Keywords for supplier search: Industry sources suggest importers use terms like “bulk LPG supplier”, “international LPG traders”, “propane butane exporters”, or platform-based queries (e.g. via global trade portals) to find new partners. Phrases such as ”LPG price term contract comparison” or ”LPG supply contract Asia” help them identify reliable producers and trading houses. (No authoritative survey of search terms is available, so these reflect typical industry practice.)
Market Opportunities and Forecasts
Longer-term, LPG demand is expected to grow modestly, driven by Asia’s petrochemical build-out and household energy needs. Market analysts project mid-single-digit CAGR for LPG through 2030[52]. Key opportunities:
- Petrochemical expansion: New PDH and steam-cracker projects (especially in China/India) will steadily lift LPG offtake[53][54]. Ethylene/polyethylene capacity growth in Asia often prioritizes LPG feedstock, suggesting continued feedstock demand even if mixed with naphtha.

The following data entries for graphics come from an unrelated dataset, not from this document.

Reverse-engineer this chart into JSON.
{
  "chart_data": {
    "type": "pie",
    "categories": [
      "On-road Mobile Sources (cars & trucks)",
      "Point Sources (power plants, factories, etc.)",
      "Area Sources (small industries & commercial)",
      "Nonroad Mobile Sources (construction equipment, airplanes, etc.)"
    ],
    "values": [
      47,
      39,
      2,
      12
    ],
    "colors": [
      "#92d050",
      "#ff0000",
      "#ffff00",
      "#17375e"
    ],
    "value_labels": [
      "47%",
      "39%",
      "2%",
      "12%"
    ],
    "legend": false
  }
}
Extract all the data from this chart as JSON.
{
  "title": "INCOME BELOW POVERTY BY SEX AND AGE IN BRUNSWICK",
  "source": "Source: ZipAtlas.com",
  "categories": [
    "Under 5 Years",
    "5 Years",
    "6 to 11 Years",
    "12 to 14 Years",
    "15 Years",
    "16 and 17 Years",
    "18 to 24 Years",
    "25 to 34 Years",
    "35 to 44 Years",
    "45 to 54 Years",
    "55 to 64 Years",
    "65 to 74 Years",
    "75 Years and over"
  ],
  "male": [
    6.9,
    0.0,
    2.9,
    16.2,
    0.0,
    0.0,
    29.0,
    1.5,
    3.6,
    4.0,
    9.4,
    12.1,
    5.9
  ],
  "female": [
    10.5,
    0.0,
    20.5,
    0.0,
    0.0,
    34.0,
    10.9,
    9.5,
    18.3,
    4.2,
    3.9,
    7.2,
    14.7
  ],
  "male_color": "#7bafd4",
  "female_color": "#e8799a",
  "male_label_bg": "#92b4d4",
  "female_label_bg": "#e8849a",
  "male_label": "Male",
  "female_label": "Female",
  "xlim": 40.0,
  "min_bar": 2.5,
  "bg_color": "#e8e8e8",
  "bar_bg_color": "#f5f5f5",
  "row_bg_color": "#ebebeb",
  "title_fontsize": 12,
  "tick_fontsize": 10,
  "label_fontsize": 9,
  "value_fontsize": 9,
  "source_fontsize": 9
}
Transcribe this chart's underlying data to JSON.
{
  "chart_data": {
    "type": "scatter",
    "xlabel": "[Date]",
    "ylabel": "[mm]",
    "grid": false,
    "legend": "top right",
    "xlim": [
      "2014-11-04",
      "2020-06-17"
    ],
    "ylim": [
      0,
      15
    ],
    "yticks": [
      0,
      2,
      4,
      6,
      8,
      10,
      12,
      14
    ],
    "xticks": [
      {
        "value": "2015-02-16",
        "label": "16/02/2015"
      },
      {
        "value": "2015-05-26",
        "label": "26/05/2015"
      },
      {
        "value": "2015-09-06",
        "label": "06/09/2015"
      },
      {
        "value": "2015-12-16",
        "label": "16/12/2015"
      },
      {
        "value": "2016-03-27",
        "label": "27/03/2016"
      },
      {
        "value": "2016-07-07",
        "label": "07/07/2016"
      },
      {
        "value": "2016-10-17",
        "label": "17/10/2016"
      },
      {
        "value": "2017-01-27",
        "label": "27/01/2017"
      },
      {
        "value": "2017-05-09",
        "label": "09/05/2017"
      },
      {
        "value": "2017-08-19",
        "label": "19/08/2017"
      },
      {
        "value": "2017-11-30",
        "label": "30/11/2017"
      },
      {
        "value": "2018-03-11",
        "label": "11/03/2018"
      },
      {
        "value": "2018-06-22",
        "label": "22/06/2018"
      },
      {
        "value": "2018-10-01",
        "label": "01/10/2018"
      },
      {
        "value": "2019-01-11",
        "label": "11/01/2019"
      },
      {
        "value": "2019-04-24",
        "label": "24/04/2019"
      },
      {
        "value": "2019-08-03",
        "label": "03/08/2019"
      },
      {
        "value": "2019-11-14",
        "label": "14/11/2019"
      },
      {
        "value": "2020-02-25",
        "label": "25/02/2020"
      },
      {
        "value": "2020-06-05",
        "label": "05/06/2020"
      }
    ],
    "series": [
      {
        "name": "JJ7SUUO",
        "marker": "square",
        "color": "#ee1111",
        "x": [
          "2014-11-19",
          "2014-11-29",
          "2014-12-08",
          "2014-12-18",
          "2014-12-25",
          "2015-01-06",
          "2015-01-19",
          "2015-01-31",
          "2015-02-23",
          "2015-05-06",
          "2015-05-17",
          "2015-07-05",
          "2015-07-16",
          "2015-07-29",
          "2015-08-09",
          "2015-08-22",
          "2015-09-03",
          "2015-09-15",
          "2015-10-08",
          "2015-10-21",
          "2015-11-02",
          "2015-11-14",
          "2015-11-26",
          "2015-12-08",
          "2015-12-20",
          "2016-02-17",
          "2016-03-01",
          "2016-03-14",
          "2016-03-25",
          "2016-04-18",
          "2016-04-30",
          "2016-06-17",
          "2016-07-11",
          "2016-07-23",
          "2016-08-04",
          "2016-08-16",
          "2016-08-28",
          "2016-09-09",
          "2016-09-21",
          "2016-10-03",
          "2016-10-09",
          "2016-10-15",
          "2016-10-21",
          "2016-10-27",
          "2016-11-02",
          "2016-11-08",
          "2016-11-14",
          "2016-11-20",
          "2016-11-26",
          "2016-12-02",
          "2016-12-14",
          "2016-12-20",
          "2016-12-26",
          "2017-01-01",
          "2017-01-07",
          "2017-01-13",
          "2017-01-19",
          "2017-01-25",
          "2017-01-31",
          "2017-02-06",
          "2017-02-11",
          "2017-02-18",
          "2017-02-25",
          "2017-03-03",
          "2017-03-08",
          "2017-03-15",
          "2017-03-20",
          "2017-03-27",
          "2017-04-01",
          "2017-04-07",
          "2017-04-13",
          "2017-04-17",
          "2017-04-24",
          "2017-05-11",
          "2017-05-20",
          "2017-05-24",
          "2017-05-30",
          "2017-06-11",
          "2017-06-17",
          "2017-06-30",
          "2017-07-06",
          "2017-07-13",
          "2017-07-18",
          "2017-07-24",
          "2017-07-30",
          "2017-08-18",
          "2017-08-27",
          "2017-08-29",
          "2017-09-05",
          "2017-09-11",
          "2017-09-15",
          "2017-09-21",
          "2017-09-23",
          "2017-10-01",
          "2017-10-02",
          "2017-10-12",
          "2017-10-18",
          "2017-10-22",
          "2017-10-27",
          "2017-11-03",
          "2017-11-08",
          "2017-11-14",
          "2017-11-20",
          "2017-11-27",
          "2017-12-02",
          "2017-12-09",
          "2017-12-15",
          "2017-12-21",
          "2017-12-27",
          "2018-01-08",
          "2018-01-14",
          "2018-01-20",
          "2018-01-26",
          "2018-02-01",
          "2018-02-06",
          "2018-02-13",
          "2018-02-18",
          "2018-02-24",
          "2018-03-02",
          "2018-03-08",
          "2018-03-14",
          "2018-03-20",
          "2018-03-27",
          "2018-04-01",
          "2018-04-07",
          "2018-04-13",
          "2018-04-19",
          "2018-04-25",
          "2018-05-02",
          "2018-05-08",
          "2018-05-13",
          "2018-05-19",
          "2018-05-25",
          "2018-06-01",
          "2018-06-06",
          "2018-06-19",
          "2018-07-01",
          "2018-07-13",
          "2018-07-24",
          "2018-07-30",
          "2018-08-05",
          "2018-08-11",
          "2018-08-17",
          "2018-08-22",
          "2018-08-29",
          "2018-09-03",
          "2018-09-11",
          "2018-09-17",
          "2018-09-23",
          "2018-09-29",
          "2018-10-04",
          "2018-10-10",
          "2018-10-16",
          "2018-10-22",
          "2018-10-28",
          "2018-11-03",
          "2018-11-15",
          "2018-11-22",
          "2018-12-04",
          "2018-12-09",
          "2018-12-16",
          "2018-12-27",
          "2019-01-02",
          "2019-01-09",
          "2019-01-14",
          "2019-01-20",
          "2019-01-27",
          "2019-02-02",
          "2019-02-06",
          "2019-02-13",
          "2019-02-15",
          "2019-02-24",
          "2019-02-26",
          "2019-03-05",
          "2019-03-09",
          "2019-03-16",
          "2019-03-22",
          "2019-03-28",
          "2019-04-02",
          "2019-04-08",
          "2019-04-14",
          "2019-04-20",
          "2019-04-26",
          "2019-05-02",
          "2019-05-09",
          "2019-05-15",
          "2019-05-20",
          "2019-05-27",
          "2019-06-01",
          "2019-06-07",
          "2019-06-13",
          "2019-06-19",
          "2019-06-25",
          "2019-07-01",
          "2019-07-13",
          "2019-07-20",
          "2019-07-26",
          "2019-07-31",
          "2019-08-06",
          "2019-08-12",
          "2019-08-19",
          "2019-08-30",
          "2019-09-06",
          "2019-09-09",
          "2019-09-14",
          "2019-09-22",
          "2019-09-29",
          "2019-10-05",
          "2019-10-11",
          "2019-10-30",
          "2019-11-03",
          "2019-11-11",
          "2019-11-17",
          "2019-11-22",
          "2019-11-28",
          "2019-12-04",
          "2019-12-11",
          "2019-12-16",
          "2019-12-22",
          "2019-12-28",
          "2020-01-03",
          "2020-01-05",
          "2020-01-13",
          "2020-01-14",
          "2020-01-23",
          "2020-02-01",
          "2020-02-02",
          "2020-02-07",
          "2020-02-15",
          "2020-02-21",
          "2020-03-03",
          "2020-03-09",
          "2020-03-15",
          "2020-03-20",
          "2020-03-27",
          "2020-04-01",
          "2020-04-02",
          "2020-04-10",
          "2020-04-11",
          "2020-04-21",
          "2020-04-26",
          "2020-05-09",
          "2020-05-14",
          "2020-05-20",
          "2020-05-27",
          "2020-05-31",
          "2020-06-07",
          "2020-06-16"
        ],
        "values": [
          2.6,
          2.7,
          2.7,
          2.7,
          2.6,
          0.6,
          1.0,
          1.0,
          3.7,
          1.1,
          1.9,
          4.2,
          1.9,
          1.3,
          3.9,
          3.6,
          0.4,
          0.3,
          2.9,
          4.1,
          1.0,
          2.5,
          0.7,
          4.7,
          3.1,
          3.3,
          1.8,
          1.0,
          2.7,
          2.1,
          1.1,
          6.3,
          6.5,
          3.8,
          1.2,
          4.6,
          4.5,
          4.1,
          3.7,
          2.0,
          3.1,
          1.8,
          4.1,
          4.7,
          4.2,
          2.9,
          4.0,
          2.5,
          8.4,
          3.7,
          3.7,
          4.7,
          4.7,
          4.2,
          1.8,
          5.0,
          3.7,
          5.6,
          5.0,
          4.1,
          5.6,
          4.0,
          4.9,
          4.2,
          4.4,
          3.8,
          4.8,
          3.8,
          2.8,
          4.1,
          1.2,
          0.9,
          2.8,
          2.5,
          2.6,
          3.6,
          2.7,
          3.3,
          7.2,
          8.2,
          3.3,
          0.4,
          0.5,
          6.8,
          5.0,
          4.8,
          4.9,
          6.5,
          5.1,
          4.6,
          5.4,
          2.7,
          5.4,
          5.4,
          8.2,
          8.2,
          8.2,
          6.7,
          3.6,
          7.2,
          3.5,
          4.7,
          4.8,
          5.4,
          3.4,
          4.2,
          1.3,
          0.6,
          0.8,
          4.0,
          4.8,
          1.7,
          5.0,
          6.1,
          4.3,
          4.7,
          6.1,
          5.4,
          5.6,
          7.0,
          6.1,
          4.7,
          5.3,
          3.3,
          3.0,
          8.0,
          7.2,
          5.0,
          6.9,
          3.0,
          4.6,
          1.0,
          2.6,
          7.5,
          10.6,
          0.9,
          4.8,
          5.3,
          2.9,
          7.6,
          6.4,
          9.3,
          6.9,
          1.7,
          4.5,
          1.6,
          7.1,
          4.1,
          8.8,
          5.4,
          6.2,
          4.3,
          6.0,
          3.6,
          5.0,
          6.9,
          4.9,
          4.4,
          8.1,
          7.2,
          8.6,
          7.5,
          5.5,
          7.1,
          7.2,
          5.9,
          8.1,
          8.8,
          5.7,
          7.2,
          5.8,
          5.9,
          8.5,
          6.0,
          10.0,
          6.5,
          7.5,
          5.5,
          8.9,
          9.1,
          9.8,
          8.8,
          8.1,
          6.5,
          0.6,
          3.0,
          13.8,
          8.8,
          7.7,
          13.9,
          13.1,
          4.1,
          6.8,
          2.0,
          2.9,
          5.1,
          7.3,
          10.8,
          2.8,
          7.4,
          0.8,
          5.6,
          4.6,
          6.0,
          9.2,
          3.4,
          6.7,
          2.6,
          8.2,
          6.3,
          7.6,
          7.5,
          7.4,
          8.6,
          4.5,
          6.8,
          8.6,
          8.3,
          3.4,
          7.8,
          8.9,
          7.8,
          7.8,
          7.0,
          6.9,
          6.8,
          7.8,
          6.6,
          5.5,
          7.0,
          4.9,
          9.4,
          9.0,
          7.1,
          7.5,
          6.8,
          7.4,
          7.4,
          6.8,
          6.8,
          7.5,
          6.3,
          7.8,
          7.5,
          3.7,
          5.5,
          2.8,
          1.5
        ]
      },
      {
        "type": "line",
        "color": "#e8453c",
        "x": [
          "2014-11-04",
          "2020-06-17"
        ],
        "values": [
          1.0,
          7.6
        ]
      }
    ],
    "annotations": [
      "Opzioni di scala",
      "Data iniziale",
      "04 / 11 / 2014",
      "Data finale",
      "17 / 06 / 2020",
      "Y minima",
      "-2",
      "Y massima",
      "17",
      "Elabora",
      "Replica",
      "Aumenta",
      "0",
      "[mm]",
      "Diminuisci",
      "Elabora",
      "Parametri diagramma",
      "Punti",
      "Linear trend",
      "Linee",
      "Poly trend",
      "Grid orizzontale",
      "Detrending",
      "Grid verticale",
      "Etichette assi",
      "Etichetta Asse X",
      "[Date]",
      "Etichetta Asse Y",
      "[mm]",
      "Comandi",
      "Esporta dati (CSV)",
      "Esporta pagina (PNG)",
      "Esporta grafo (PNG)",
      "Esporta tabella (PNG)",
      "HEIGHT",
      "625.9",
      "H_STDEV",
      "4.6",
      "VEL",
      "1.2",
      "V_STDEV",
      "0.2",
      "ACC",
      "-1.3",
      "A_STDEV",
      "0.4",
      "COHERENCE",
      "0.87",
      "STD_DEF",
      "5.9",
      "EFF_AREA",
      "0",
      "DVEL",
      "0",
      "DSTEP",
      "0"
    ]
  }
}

- Clean cooking adoption: Emerging economies (India, ASEAN, Africa) likely raise LPG penetration in households, partly offsetting declines in some mature markets[55]. Cylinder distribution technology (IoT metering) can make small-volume sales viable[56], opening new rural segments.
- Switching away from dirtier fuels: Stricter emissions rules may encourage industrial fuel-switching to LPG (e.g. in brickmaking, bakeries). Also, some heavy-vehicle fleets may consider LPG/CNG transitions to meet Euro/Vehicular standards.
- US supply arbitrage: The US is set to expand fractionation/export capacity (e.g. Chevron Phillips Bluewater pipeline, Targa/Summit expansions), providing even more export volume[57]. This makes term-contract arbitrage possible for importers willing to lock long-haul supply.
Analysts also warn of risks: abundant new supply (US, upcoming Iraqi exports[28]) could push prices down once chokepoint pressures ease. Argus forecasts expect freight costs to normalize and possibly turn bearish by Spring 2026 as global tonne-miles fall[4]. However, short-term volatility will remain high. If the Hormuz/Red Sea crisis persists, LPG could see repeated price surges, but each shock also spurs infrastructure investments that gradually stabilize the market.
Figure: Sequence of events after the Gulf conflict: initial shock (Hormuz closure) triggers Asian supply shortfall, high prices, and shifting flows; U.S. export surge and demand destruction then gradually alleviate the imbalance.
Sources: International Energy Agency (IEA), Argus Media, United Nations trade data, national energy ministries and industry analyses[1][2][20][5][11][13] (data as recent as 2025–2026). Each figure or table above is based on cited trade/statistics sources.